Histogram plots in Pandas - Time & Space Complexity
When we create histogram plots using pandas, we want to know how the time to draw the plot changes as the data grows.
We ask: How does the work needed to build the histogram grow with more data?
Analyze the time complexity of the following code snippet.
import pandas as pd
import numpy as np
# Create a DataFrame with one column of random numbers
data = pd.DataFrame({"values": np.random.randn(1000)})
# Plot histogram with 10 bins
hist = data["values"].plot.hist(bins=10)
This code creates a histogram plot of 1000 random numbers divided into 10 bins.
Identify the loops, recursion, array traversals that repeat.
- Primary operation: Counting how many data points fall into each bin.
- How many times: Each of the n data points is checked once to find its bin.
As the number of data points grows, the time to count them into bins grows roughly in direct proportion.
| Input Size (n) | Approx.

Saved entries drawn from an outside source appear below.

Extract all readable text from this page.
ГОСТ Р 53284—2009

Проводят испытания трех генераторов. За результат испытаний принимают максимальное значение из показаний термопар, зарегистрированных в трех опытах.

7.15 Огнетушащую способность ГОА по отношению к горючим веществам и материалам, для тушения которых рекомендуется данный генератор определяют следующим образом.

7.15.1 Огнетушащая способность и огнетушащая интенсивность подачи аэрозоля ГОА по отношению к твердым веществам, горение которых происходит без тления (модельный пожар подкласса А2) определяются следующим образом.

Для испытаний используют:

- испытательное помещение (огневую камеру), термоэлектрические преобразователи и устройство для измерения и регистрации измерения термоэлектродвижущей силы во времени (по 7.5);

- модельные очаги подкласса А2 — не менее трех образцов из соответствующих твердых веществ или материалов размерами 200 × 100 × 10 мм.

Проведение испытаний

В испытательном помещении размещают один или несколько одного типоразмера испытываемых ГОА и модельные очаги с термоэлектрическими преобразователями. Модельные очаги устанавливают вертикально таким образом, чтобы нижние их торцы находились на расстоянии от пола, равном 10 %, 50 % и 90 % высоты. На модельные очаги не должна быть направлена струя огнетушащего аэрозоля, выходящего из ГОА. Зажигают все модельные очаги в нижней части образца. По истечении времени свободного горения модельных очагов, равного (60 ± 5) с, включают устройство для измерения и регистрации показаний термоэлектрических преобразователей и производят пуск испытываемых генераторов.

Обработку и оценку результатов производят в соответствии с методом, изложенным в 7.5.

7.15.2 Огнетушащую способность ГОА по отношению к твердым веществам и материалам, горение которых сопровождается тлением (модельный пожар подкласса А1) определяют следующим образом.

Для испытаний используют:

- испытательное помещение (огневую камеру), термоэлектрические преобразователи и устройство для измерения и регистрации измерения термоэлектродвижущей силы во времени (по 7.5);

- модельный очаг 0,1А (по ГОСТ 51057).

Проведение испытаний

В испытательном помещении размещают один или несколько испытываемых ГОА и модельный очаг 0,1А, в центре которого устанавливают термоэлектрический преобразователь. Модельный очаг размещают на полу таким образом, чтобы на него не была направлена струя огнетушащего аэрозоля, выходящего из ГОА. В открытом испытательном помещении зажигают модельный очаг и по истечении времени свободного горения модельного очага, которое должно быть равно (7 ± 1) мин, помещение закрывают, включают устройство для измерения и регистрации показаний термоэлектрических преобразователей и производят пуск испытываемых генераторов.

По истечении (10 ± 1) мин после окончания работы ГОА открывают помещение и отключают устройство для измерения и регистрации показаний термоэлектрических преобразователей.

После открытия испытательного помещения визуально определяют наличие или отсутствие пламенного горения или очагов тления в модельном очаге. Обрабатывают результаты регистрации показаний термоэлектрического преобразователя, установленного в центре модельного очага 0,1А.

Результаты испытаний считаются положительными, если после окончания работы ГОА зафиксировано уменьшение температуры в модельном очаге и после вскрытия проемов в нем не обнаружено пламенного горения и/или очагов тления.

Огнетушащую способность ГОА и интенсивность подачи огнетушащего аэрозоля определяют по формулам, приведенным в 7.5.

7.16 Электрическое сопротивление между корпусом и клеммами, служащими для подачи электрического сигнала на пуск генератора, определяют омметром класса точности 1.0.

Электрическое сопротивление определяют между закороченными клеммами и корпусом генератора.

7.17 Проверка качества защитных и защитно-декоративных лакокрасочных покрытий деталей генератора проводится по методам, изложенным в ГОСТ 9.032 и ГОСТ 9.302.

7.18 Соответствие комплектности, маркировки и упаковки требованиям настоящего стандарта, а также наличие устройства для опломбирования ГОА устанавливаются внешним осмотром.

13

Operations |
|---|---|
| 10 | About 10 checks |
| 100 | About 100 checks |
| 1000 | About 1000 checks |
Pattern observation: Doubling the data roughly doubles the work needed to build the histogram.
Time Complexity: O(n)
This means the time to create the histogram grows linearly with the number of data points.
[X] Wrong: "The number of bins affects the time complexity a lot, so more bins means much slower."
[OK] Correct: The number of bins usually stays small and fixed, so it does not grow with data size. The main work is checking each data point once, so bins have little effect on overall time.
Understanding how data size affects plotting speed helps you explain performance in real projects. It shows you can think about how code scales, a useful skill beyond just making charts.
"What if we increased the number of bins to grow with the data size? How would the time complexity change?"